Si les crises que nous traversons amènent à inventer un autre monde, une autre manière de vivre, la transmission ne peut plus s’en tenir au transfert vertical et linéaire de savoirs et savoir-faire établis par des générations passées. Nous devons ici et maintenant, avec toutes et tous, avoir confiance dans notre créativité et notre intelligence vivante, commune. Car, comme le disent aujourd’hui Isabelle Stengers, Bruno Latour, Donna Haraway et d’autres, « si nous apprenons à prêter attention, nous pouvons générer ce qui va venir depuis ce qui est déjà présent ». L’effort de transmission ne consiste-t-il pas alors dans cette attention portée à ce qui est là, et avant tout à l’autre, en train d’advenir ? Ce renversement, Jacques Rancière l’a bien pressenti et il en fait le cœur de son ouvrage au titre évocateur, Le Maître ignorant, publié en 1987. Il met ainsi en lumière le travail du pédagogue Joseph Jacotot et inscrit l’enjeu social et politique de l’égalité au cœur de l’éducation. Cela nous rappelle réciproquement que l’égalité et la considération de toutes et tous sont décisives pour les transitions que nous vivons. Nous interroger sur les modalités actuelles d’une transmission juste et libératrice et sur ce que nous transmettons et partageons est sans aucun doute une tâche essentielle, et l’attitude du « maître ignorant » de Jacques Rancière peut nous y aider.

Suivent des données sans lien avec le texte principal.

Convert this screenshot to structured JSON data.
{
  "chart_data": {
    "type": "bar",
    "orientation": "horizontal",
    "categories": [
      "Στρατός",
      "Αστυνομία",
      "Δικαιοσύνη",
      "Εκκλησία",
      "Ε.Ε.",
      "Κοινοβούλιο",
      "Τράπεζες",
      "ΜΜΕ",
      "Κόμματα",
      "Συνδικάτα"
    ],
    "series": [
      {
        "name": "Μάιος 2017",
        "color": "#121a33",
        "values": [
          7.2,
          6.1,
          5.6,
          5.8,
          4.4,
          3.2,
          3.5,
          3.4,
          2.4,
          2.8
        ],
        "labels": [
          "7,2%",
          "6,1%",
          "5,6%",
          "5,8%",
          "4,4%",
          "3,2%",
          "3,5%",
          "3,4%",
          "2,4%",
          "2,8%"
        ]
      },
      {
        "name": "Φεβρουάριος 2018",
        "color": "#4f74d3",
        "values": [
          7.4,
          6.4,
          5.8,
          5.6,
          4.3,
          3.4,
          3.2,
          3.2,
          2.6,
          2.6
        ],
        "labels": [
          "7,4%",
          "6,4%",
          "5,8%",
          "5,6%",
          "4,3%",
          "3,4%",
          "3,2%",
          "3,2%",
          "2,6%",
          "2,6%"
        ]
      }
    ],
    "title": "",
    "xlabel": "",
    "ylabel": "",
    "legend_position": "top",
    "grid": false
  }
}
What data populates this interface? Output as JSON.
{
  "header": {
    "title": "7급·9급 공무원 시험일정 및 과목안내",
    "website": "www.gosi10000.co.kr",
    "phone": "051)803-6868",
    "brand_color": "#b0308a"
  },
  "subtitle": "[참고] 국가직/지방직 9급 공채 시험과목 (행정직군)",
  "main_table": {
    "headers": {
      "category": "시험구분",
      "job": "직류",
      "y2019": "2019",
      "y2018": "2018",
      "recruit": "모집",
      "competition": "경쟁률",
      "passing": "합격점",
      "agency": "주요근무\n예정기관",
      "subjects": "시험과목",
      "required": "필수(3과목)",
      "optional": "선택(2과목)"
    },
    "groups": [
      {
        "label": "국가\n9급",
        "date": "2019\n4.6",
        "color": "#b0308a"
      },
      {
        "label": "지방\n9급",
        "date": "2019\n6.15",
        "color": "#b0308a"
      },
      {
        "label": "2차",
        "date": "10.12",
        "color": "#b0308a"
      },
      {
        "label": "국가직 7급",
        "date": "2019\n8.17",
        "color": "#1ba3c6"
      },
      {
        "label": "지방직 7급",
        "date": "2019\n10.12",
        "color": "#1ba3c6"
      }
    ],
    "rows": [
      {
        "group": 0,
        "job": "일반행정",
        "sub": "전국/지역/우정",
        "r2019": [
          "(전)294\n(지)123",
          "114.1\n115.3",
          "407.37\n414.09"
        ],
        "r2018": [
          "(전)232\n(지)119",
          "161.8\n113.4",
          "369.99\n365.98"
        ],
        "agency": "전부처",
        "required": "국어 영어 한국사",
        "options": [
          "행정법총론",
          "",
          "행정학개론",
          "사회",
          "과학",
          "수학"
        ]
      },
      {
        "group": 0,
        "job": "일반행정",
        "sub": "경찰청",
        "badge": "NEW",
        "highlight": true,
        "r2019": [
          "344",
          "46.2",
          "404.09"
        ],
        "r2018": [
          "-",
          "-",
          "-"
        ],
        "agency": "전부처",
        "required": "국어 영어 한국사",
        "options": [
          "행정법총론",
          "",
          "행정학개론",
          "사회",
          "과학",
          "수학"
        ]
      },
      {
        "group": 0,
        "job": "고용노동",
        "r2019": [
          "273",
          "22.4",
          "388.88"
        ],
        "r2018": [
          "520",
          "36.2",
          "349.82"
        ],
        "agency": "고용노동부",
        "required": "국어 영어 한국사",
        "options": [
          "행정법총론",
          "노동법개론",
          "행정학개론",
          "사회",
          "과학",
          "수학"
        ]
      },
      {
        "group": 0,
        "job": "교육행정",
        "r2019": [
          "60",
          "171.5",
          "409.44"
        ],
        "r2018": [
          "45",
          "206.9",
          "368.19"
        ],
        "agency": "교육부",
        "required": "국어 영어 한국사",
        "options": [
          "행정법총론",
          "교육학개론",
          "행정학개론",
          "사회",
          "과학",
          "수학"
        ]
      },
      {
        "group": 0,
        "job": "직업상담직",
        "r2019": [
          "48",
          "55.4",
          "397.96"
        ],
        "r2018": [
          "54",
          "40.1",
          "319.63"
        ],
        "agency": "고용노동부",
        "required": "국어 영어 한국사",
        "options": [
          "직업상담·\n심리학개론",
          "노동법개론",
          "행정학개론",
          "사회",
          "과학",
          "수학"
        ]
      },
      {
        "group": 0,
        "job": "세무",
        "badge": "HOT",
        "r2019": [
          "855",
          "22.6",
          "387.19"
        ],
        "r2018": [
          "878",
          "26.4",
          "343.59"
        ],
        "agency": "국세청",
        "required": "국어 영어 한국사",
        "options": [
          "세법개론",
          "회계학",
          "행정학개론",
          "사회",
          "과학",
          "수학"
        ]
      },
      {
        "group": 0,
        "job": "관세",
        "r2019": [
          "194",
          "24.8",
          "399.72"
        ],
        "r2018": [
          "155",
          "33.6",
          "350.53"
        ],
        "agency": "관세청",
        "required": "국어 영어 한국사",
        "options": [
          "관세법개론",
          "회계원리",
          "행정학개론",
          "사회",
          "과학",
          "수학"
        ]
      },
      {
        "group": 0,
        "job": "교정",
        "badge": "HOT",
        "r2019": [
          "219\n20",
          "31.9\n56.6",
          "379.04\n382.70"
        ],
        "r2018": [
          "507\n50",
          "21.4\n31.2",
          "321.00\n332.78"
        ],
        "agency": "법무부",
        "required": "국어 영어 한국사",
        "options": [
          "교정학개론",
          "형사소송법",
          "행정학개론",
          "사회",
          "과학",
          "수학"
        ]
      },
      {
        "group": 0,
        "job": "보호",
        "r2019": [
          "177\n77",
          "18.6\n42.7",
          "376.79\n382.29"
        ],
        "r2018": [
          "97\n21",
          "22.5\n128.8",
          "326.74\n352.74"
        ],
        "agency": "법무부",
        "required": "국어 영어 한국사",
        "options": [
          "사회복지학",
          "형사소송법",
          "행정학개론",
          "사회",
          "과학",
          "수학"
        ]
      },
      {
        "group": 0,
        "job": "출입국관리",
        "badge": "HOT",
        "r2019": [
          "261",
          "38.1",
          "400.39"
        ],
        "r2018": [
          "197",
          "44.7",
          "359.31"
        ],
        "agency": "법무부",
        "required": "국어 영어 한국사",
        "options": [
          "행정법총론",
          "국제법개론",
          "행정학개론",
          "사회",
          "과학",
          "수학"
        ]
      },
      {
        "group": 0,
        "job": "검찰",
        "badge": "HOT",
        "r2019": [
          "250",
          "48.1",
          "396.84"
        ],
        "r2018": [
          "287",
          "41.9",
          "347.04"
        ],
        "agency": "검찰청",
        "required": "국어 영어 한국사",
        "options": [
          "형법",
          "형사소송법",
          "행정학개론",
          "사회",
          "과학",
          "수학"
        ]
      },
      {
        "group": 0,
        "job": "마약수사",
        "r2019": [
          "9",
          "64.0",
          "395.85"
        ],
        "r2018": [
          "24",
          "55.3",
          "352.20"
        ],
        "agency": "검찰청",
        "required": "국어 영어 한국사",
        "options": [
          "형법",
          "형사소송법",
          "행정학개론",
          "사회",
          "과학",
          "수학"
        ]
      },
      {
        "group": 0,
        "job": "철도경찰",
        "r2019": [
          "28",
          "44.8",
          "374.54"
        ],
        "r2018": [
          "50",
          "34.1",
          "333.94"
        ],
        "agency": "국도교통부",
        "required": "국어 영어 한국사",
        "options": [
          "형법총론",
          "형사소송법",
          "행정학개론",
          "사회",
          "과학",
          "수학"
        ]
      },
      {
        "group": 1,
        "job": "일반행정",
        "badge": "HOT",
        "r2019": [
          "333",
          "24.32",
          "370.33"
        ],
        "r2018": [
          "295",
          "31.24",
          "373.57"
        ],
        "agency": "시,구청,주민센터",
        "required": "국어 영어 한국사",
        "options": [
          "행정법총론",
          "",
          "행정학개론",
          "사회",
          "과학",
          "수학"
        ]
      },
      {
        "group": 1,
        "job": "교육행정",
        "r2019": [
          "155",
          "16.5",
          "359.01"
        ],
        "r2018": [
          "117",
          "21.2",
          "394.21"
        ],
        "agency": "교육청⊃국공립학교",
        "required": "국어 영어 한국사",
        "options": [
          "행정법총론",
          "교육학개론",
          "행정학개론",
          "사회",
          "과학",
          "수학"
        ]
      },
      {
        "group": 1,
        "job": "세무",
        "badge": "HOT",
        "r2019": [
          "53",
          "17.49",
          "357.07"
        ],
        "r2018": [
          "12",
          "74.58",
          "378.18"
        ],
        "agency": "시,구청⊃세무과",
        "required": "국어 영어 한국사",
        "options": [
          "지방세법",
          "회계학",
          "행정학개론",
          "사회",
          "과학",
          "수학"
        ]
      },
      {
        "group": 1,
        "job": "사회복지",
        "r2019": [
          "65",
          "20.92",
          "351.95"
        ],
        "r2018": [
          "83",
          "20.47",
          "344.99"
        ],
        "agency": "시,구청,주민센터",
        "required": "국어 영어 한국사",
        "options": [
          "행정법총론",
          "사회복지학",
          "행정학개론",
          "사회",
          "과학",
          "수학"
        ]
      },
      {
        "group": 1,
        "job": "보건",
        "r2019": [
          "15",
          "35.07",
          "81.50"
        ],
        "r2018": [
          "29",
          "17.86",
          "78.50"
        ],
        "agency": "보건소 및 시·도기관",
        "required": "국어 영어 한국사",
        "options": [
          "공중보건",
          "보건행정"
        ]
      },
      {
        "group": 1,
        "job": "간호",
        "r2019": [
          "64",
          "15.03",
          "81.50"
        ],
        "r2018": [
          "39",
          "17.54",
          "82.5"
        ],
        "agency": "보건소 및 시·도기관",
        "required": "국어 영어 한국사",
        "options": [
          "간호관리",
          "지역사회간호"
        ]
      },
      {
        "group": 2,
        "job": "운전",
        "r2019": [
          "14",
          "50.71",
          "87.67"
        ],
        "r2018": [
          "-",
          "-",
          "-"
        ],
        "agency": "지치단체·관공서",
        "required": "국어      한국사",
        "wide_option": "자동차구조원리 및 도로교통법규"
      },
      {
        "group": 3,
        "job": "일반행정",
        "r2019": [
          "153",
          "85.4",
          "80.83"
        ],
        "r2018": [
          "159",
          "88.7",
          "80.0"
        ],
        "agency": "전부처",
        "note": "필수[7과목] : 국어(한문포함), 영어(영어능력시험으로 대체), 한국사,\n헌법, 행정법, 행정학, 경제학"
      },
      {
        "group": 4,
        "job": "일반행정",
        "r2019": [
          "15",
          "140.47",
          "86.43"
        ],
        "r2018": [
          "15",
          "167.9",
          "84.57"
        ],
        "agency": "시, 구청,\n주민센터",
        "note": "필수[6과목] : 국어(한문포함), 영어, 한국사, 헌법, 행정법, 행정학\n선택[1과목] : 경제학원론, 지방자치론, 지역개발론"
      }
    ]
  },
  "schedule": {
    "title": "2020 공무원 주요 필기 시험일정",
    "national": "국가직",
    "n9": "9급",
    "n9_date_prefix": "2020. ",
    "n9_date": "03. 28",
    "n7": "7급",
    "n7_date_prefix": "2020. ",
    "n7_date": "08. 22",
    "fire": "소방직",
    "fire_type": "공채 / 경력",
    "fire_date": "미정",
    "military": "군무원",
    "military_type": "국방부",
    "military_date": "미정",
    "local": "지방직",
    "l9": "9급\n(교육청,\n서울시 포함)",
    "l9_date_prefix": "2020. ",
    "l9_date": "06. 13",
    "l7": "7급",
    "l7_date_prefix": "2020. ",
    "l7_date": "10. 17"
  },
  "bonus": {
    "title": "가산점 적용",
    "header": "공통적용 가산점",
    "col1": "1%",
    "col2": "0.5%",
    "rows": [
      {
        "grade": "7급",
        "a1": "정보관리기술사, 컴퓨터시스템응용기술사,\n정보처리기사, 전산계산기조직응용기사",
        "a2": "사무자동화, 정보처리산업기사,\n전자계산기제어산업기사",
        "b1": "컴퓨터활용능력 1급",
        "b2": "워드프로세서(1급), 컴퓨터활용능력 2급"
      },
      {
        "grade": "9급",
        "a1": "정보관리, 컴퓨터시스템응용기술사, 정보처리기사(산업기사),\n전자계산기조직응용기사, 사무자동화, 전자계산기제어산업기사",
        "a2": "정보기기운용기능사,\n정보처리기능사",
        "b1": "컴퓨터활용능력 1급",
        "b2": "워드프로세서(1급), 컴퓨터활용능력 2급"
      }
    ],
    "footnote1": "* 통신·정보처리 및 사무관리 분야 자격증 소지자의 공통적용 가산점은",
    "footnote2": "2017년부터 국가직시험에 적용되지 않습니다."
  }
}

"Qui enseigne sans émanciper abrutit. Et qui émancipe n'a pas à se préoccuper de ce que l'émancipé doit apprendre. Il apprendra ce qu'il voudra, rien peut-être. Il saura qu'il peut apprendre parce que la même intelligence est à l'œuvre dans toutes les productions de l'art humain, qu'un homme peut toujours comprendre la parole d'un autre homme. (…) On peut ainsi rêver d'une société d'émancipés qui seraient une société d'artistes. Une telle société répudierait le partage entre ceux qui savent et ceux qui ne savent pas, entre ceux qui possèdent ou ne possèdent pas la propriété de l'intelligence. Elle ne connaîtrait que des esprits agissants : des hommes qui font, qui parlent de ce qu'ils font et transforment ainsi toutes leurs œuvres en moyens de signaler l'humanité qui est en eux comme en tous. De tels hommes sauraient que nul ne naît avec plus d'intelligence que son voisin, que la supériorité qu'un tel manifeste est seulement le fruit d'une application à manier les mots aussi acharnée que l'application d'un autre à manier les outils ; que l'infériorité de tel autre est la conséquence de circonstances qui ne l'ont pas contraint à en chercher davantage. Bref, ils sauraient que la perfection mise par tel ou tel à son art propre n'est que l'application particulière du pouvoir commun à tout être raisonnable, celui que chacun éprouve, lorsqu'il se retire dans ce huis clos de la conscience où le mensonge n'a plus de sens. Ils sauraient que la dignité de l'homme est indépendante de sa position, que « l'homme n'est pas né pour telle position particulière mais pour être heureux en lui-même indépendamment du sort (Joseph Jacotot, Enseignement universel. Langue maternelle) » et que ce reflet de sentiment qui brille dans les yeux d'une épouse, d'un fils ou d'un ami chers présente au regard d'une âme sensible assez d'objets propres à le satisfaire. (…) L’égalité ne se donne ni ne se revendique, elle se pratique, elle se vérifie."
Jacques Rancière, Le maître ignorant, cinq leçons sur l’émancipation intellectuelle, Éditions fayard, Paris, 1987.